If the prime minister makes it through, it won’t so much be because anyone in Parliament likes her plan but because the alternatives are viewed as worse — the argument May has made herself. One sign of success for this strategy came when she said that — to the best of her knowledge — the number of Conservative lawmakers challenging her leadership hadn’t yet reached the required threshold to force a vote.

‘Isn’t About Me’
“This isn’t about me, it’s about what’s right for the country, and as far I’m concerned we’re not going to be distracted from this important job in this critical week of negotiations,” May
told “Sophie Ridge on Sunday” on Sky.
“A change of leadership at this point isn’t going to make the negotiations any easier, and it’s not going to change the parliamentary arithmetic. What it will do is bring in a degree of uncertainty.”
The one person who does know how many Tories have written letters demanding a confidence vote — which requires 48 — is the man they write to: Graham Brady, the chairman of the Conservative 1922 Committee.

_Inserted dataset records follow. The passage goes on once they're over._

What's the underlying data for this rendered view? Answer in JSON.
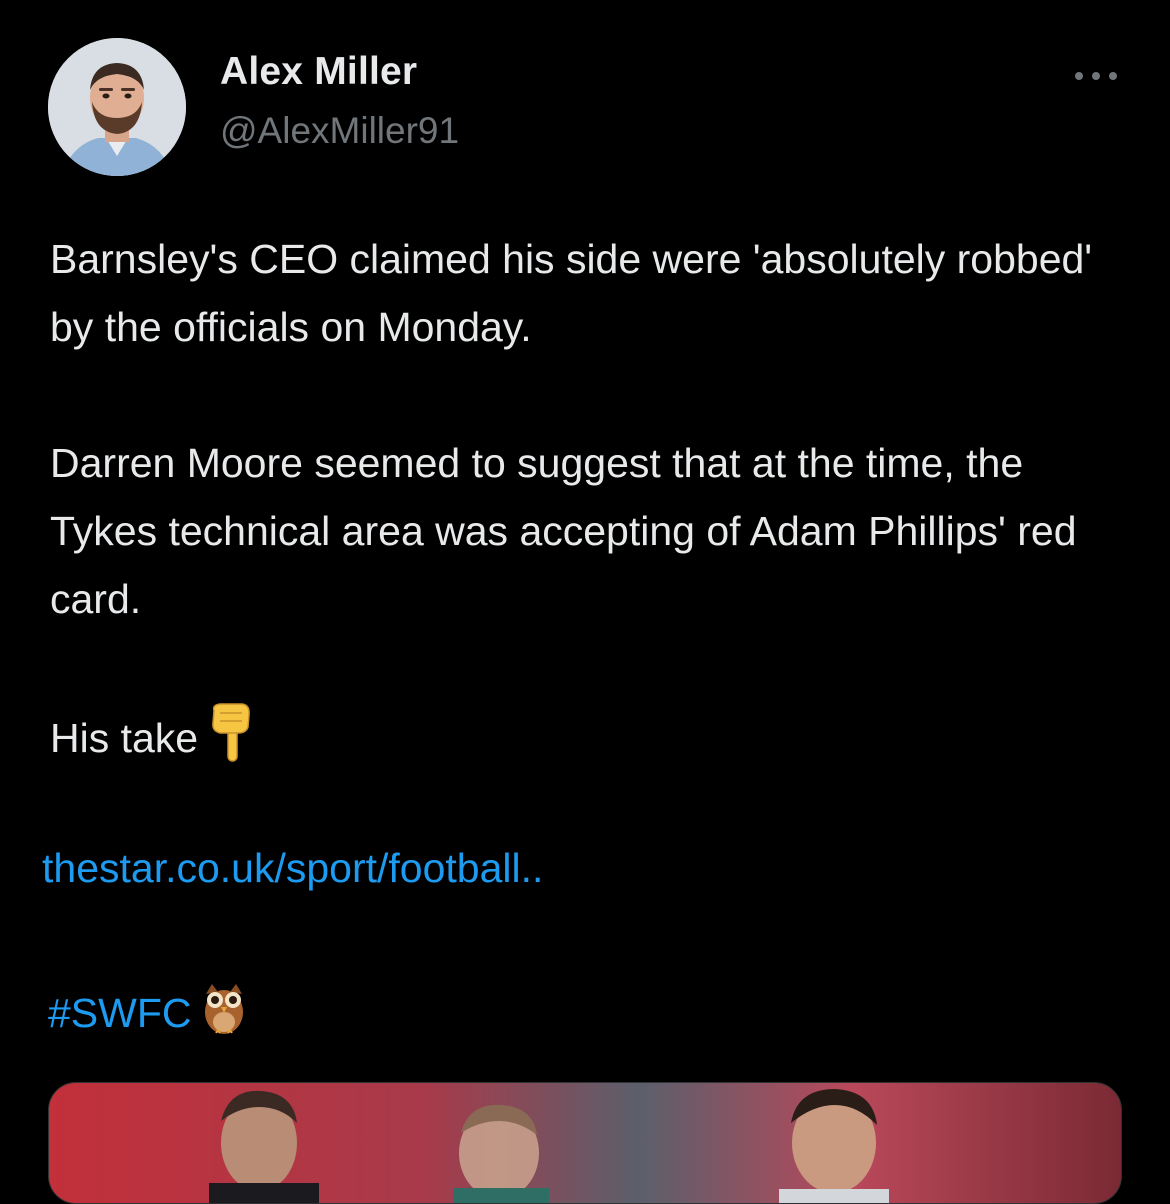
{
  "tweet": {
    "author": {
      "display_name": "Alex Miller",
      "handle": "@AlexMiller91",
      "avatar_icon": "profile-photo"
    },
    "more_icon": "more-horizontal-icon",
    "paragraphs": [
      "Barnsley's CEO claimed his side were 'absolutely robbed' by the officials on Monday.",
      "Darren Moore seemed to suggest that at the time, the Tykes technical area was accepting of Adam Phillips' red card."
    ],
    "take_text": "His take",
    "take_emoji": "pointing-down-emoji",
    "link_text": "thestar.co.uk/sport/football..",
    "hashtag": "#SWFC",
    "hashtag_emoji": "owl-emoji",
    "media": "football-players-photo"
  },
  "colors": {
    "background": "#000000",
    "primary_text": "#e7e9ea",
    "secondary_text": "#71767b",
    "link": "#1d9bf0"
  }
}
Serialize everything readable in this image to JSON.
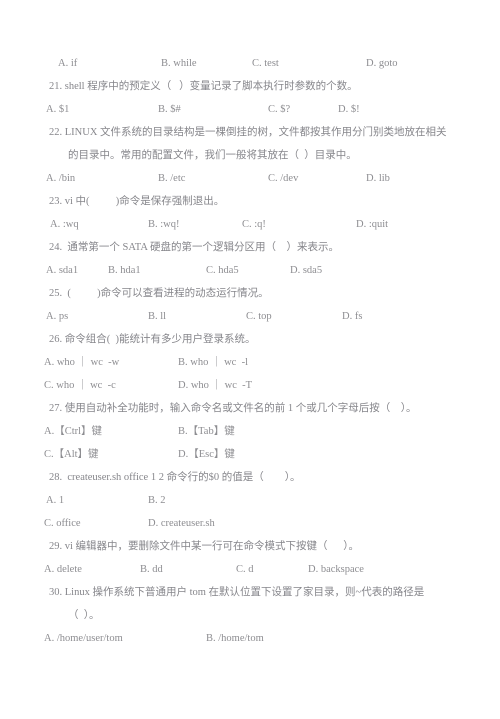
{
  "document": {
    "type": "exam-paper",
    "language": "zh-CN",
    "subject_hint": "Linux / shell",
    "text_color": "#8d8d91",
    "background_color": "#ffffff"
  },
  "q20_options": {
    "a": "A. if",
    "b": "B. while",
    "c": "C. test",
    "d": "D. goto"
  },
  "q21": {
    "stem": "21. shell 程序中的预定义（   ）变量记录了脚本执行时参数的个数。",
    "a": "A. $1",
    "b": "B. $#",
    "c": "C. $?",
    "d": "D. $!"
  },
  "q22": {
    "stem_line1": "22. LINUX 文件系统的目录结构是一棵倒挂的树，文件都按其作用分门别类地放在相关",
    "stem_line2": "的目录中。常用的配置文件，我们一般将其放在（  ）目录中。",
    "a": "A. /bin",
    "b": "B. /etc",
    "c": "C. /dev",
    "d": "D. lib"
  },
  "q23": {
    "stem": "23. vi 中(          )命令是保存强制退出。",
    "a": "A. :wq",
    "b": "B. :wq!",
    "c": "C. :q!",
    "d": "D. :quit"
  },
  "q24": {
    "stem": "24.  通常第一个 SATA 硬盘的第一个逻辑分区用（    ）来表示。",
    "a": "A. sda1",
    "b": "B. hda1",
    "c": "C. hda5",
    "d": "D. sda5"
  },
  "q25": {
    "stem": "25.  (          )命令可以查看进程的动态运行情况。",
    "a": "A. ps",
    "b": "B. ll",
    "c": "C. top",
    "d": "D. fs"
  },
  "q26": {
    "stem": "26. 命令组合(  )能统计有多少用户登录系统。",
    "a": "A. who ｜ wc  -w",
    "b": "B. who ｜ wc  -l",
    "c": "C. who ｜ wc  -c",
    "d": "D. who ｜ wc  -T"
  },
  "q27": {
    "stem": "27. 使用自动补全功能时，输入命令名或文件名的前 1 个或几个字母后按（    ）。",
    "a": "A.【Ctrl】键",
    "b": "B.【Tab】键",
    "c": "C.【Alt】键",
    "d": "D.【Esc】键"
  },
  "q28": {
    "stem": "28.  createuser.sh office 1 2 命令行的$0 的值是（        ）。",
    "a": "A. 1",
    "b": "B. 2",
    "c": "C. office",
    "d": "D. createuser.sh"
  },
  "q29": {
    "stem": "29. vi 编辑器中，要删除文件中某一行可在命令模式下按键（      ）。",
    "a": "A. delete",
    "b": "B. dd",
    "c": "C. d",
    "d": "D. backspace"
  },
  "q30": {
    "stem_line1": "30. Linux 操作系统下普通用户 tom 在默认位置下设置了家目录，则~代表的路径是",
    "stem_line2": "（  ）。",
    "a": "A. /home/user/tom",
    "b": "B. /home/tom"
  }
}
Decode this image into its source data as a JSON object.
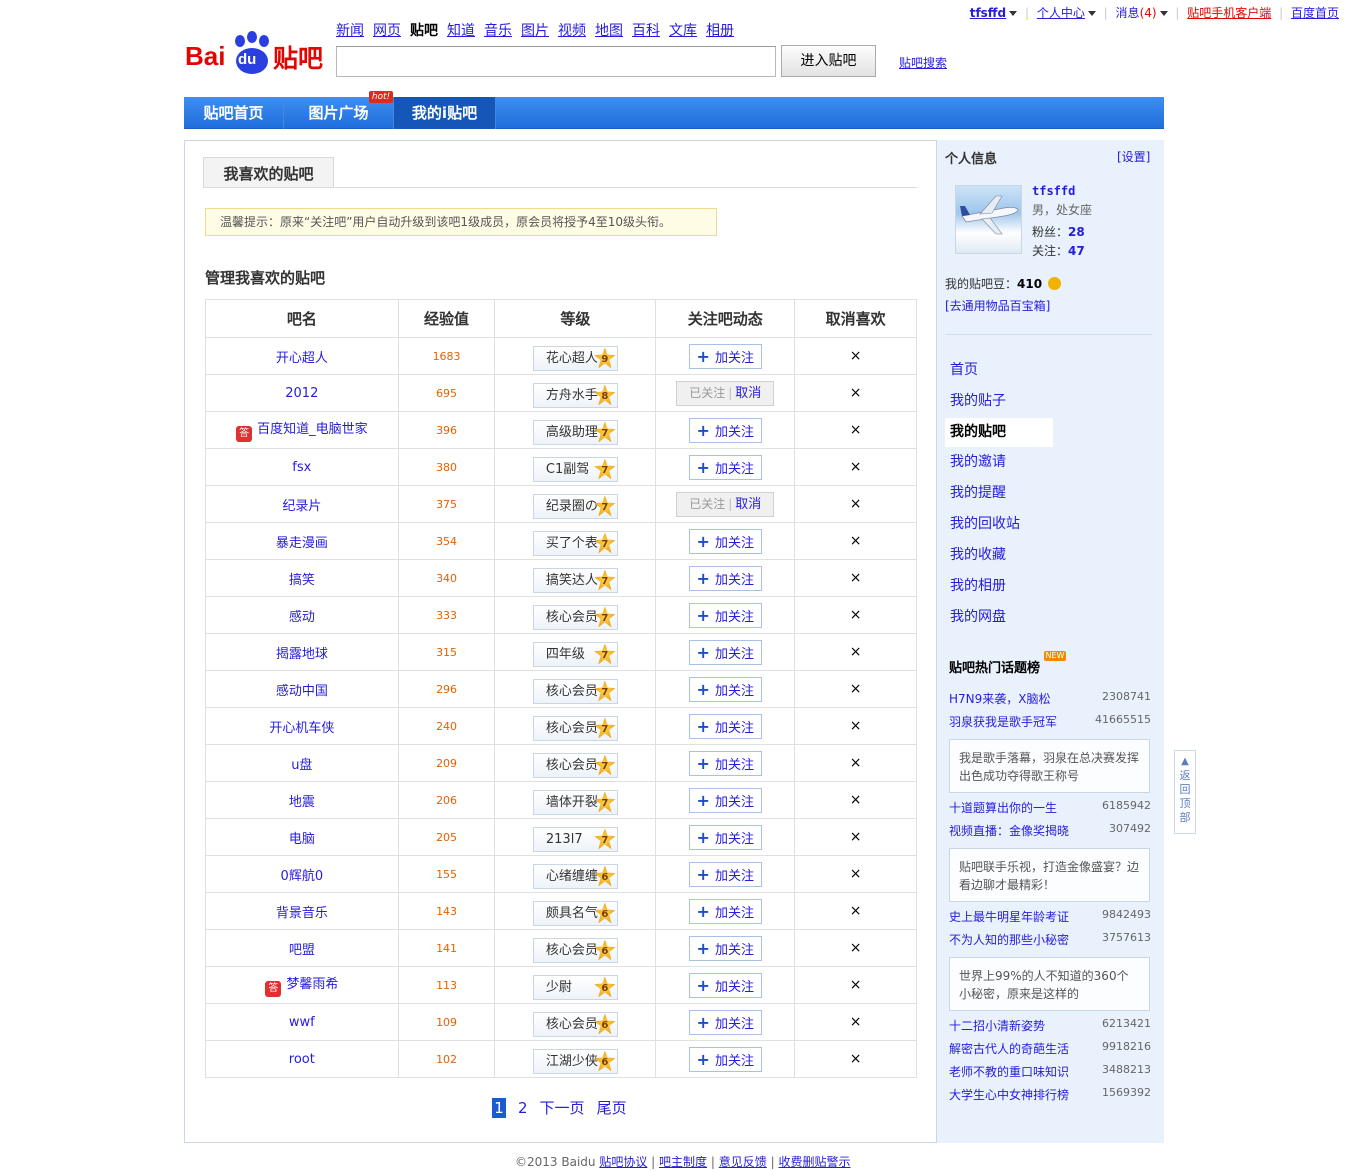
{
  "topbar": {
    "username": "tfsffd",
    "personal_center": "个人中心",
    "messages": "消息",
    "message_count": "(4)",
    "mobile_client": "贴吧手机客户端",
    "baidu_home": "百度首页"
  },
  "logo": {
    "text_bai": "Bai",
    "text_du": "du",
    "text_tieba": "贴吧"
  },
  "nav": [
    "新闻",
    "网页",
    "贴吧",
    "知道",
    "音乐",
    "图片",
    "视频",
    "地图",
    "百科",
    "文库",
    "相册"
  ],
  "search": {
    "placeholder": "",
    "button": "进入贴吧",
    "advanced": "贴吧搜索"
  },
  "tabs": [
    "贴吧首页",
    "图片广场",
    "我的i贴吧"
  ],
  "hot_badge": "hot!",
  "content": {
    "tab": "我喜欢的贴吧",
    "tip": "温馨提示：原来“关注吧”用户自动升级到该吧1级成员，原会员将授予4至10级头衔。",
    "section_title": "管理我喜欢的贴吧",
    "columns": [
      "吧名",
      "经验值",
      "等级",
      "关注吧动态",
      "取消喜欢"
    ],
    "follow_label": "加关注",
    "followed_label": "已关注",
    "cancel_label": "取消",
    "remove_symbol": "×",
    "rows": [
      {
        "name": "开心超人",
        "exp": "1683",
        "title": "花心超人",
        "level": "9",
        "followed": false,
        "icon": false
      },
      {
        "name": "2012",
        "exp": "695",
        "title": "方舟水手",
        "level": "8",
        "followed": true,
        "icon": false
      },
      {
        "name": "百度知道_电脑世家",
        "exp": "396",
        "title": "高级助理",
        "level": "7",
        "followed": false,
        "icon": true
      },
      {
        "name": "fsx",
        "exp": "380",
        "title": "C1副驾",
        "level": "7",
        "followed": false,
        "icon": false
      },
      {
        "name": "纪录片",
        "exp": "375",
        "title": "纪录圈の",
        "level": "7",
        "followed": true,
        "icon": false
      },
      {
        "name": "暴走漫画",
        "exp": "354",
        "title": "买了个表",
        "level": "7",
        "followed": false,
        "icon": false
      },
      {
        "name": "搞笑",
        "exp": "340",
        "title": "搞笑达人",
        "level": "7",
        "followed": false,
        "icon": false
      },
      {
        "name": "感动",
        "exp": "333",
        "title": "核心会员",
        "level": "7",
        "followed": false,
        "icon": false
      },
      {
        "name": "揭露地球",
        "exp": "315",
        "title": "四年级",
        "level": "7",
        "followed": false,
        "icon": false
      },
      {
        "name": "感动中国",
        "exp": "296",
        "title": "核心会员",
        "level": "7",
        "followed": false,
        "icon": false
      },
      {
        "name": "开心机车侠",
        "exp": "240",
        "title": "核心会员",
        "level": "7",
        "followed": false,
        "icon": false
      },
      {
        "name": "u盘",
        "exp": "209",
        "title": "核心会员",
        "level": "7",
        "followed": false,
        "icon": false
      },
      {
        "name": "地震",
        "exp": "206",
        "title": "墙体开裂",
        "level": "7",
        "followed": false,
        "icon": false
      },
      {
        "name": "电脑",
        "exp": "205",
        "title": "213l7",
        "level": "7",
        "followed": false,
        "icon": false
      },
      {
        "name": "0辉航0",
        "exp": "155",
        "title": "心绪缠缠",
        "level": "6",
        "followed": false,
        "icon": false
      },
      {
        "name": "背景音乐",
        "exp": "143",
        "title": "颇具名气",
        "level": "6",
        "followed": false,
        "icon": false
      },
      {
        "name": "吧盟",
        "exp": "141",
        "title": "核心会员",
        "level": "6",
        "followed": false,
        "icon": false
      },
      {
        "name": "梦馨雨希",
        "exp": "113",
        "title": "少尉",
        "level": "6",
        "followed": false,
        "icon": true
      },
      {
        "name": "wwf",
        "exp": "109",
        "title": "核心会员",
        "level": "6",
        "followed": false,
        "icon": false
      },
      {
        "name": "root",
        "exp": "102",
        "title": "江湖少侠",
        "level": "6",
        "followed": false,
        "icon": false
      }
    ],
    "icon_char": "答"
  },
  "pager": {
    "current": "1",
    "page2": "2",
    "next": "下一页",
    "last": "尾页"
  },
  "footer": {
    "copyright": "©2013 Baidu",
    "links": [
      "贴吧协议",
      "吧主制度",
      "意见反馈",
      "收费删贴警示"
    ],
    "sep": "|"
  },
  "sidebar": {
    "title": "个人信息",
    "settings": "[设置]",
    "username": "tfsffd",
    "gender_constellation": "男，处女座",
    "fans_label": "粉丝：",
    "fans": "28",
    "follow_label": "关注：",
    "follow": "47",
    "beans_label": "我的贴吧豆：",
    "beans": "410",
    "treasure_box": "[去通用物品百宝箱]",
    "menu": [
      "首页",
      "我的贴子",
      "我的贴吧",
      "我的邀请",
      "我的提醒",
      "我的回收站",
      "我的收藏",
      "我的相册",
      "我的网盘"
    ],
    "menu_current": 2,
    "hot_title": "贴吧热门话题榜",
    "new_badge": "NEW",
    "hot_groups": [
      {
        "items": [
          {
            "t": "H7N9来袭，X脑松",
            "n": "2308741"
          },
          {
            "t": "羽泉获我是歌手冠军",
            "n": "41665515"
          }
        ],
        "desc": "我是歌手落幕，羽泉在总决赛发挥出色成功夺得歌王称号"
      },
      {
        "items": [
          {
            "t": "十道题算出你的一生",
            "n": "6185942"
          },
          {
            "t": "视频直播：金像奖揭晓",
            "n": "307492"
          }
        ],
        "desc": "贴吧联手乐视，打造金像盛宴？边看边聊才最精彩！"
      },
      {
        "items": [
          {
            "t": "史上最牛明星年龄考证",
            "n": "9842493"
          },
          {
            "t": "不为人知的那些小秘密",
            "n": "3757613"
          }
        ],
        "desc": "世界上99%的人不知道的360个小秘密，原来是这样的"
      },
      {
        "items": [
          {
            "t": "十二招小清新姿势",
            "n": "6213421"
          },
          {
            "t": "解密古代人的奇葩生活",
            "n": "9918216"
          },
          {
            "t": "老师不教的重口味知识",
            "n": "3488213"
          },
          {
            "t": "大学生心中女神排行榜",
            "n": "1569392"
          }
        ],
        "desc": ""
      }
    ]
  },
  "back_to_top": "返回顶部",
  "colors": {
    "accent": "#1f6fdc",
    "link": "#261cdc",
    "exp": "#e66100",
    "sidebar_bg": "#e8f1fc"
  }
}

In a BBC radio interview, he didn’t sound like someone on the brink of unleashing political chaos. He joked about trying not to count out loud when he was shopping, for fear of being misunderstood. And he said that while he had his own doubts about what May had negotiated, he didn’t think replacing her would help.
“I have my own views about what is sensible and what isn’t,” Brady said.
“Whether a leadership challenge or a confidence vote in the leadership would be helpful to the negotiating process at the moment. I think probably it wouldn’t be. We are coming to the endgame of a very serious, very difficult negotiation.”

Letter Threshold
He laughed off the “slightly offensive” idea that he might be suppressing letters in order to protect May, and said that if the threshold was reached, he would aim to hold the vote
“expeditiously.”
So far the number of Tories on record as having submitted letters is 23, though Sunday newspapers reported that others had done so in secret.
Even Raab said that he wouldn’t be submitting a letter. “All of this leadership stuff is a total distraction from the historic moment that we’re at,” he said on the “Andrew Marr Show” on the BBC.